3/ Bobine électrique d'inductance shunt selon la revendication 2, caractérisée en
ce que sur l'extrémité supérieure des tirants est enfilée une pièce en forme de cuvette
(12) dont le fond est percé de sept trous, des écrous (13) vissés sur les tirants
empêchant le retrait de ladite pièce laquelle est filetée sur sa périphérie externe
et reçoit un écrou (14) prenant appui sur des rondelles (15) ayant une élasticité
axiale et exerçant une force d'appui sur la culasse supérieure.

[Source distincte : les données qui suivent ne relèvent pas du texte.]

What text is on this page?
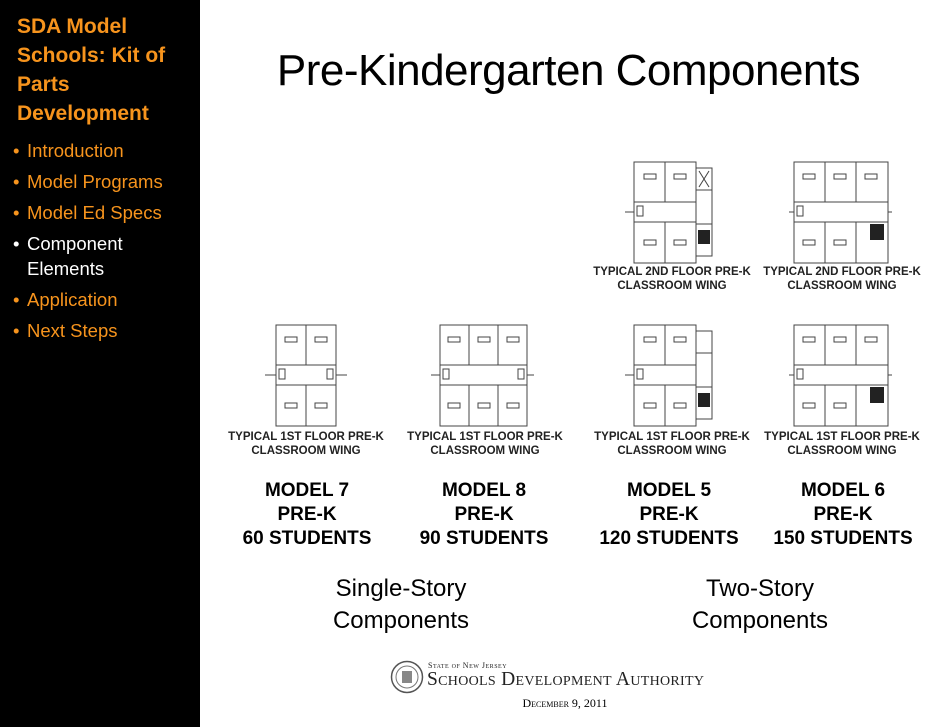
SDA Model Schools: Kit of Parts Development
• Introduction
• Model Programs
• Model Ed Specs
• Component Elements
• Application
• Next Steps
Pre-Kindergarten Components
TYPICAL 1ST FLOOR PRE-K CLASSROOM WING
TYPICAL 1ST FLOOR PRE-K CLASSROOM WING
TYPICAL 2ND FLOOR PRE-K CLASSROOM WING
TYPICAL 2ND FLOOR PRE-K CLASSROOM WING
TYPICAL 1ST FLOOR PRE-K CLASSROOM WING
TYPICAL 1ST FLOOR PRE-K CLASSROOM WING
MODEL 7
PRE-K
60 STUDENTS
MODEL 8
PRE-K
90 STUDENTS
MODEL 5
PRE-K
120 STUDENTS
MODEL 6
PRE-K
150 STUDENTS
Single-Story Components
Two-Story Components
State of New Jersey
Schools Development Authority
December 9, 2011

4/ Bobine électrique d'inductance shunt selon la revendication 3, caractérisée en
ce que ledit écrou prenant appui sur des rondelles est divisé en deux parties superposées
pouvant se visser séparément sur ladite pièce en forme de cuvette, la partie supérieure
(14A) dudit écrou comportant un fond (21) à sa partie haute, percé d'un trou taraudé
(22).
5/ Procédé de réalisation d'une bobine d'inductance shunt selon la revendication 4,
caractérisé en ce que, pour serrer l'écrou en deux parties contre lesdites rondelles
on utilise un vérin creux (18) comportant une "jupe" (19) et une tige (20) se mouvant
axialement à l'intérieur de la "jupe", la jupe prenant appui sur lesdites rondelles
et la tige étant vissée dans ledit trou taraudé dudit fond, et en ce que l'on effectue
les opérations suivantes :
- on met la pression dans le vérin ce qui provoque la remontée de la tige dans le
corps du vérin et l'écrasement des rondelles par ladite "jupe",
- on visse à la main la partie inférieure dudit écrou, au travers d'une fenêtre percée
(23) dans la "jupe", jusqu'à ce qu'il vienne en contact des rondelles,
- on relâche la pression du vérin,
- on dévisse la tige du vérin de la partie supérieure de l'écrou,
- on visse la partie supérieure de l'écrou sur ladite pièce en forme de cuvette jusqu'à
ce qu'elle vienne au contact de la partie inférieure (14B) dudit écrou.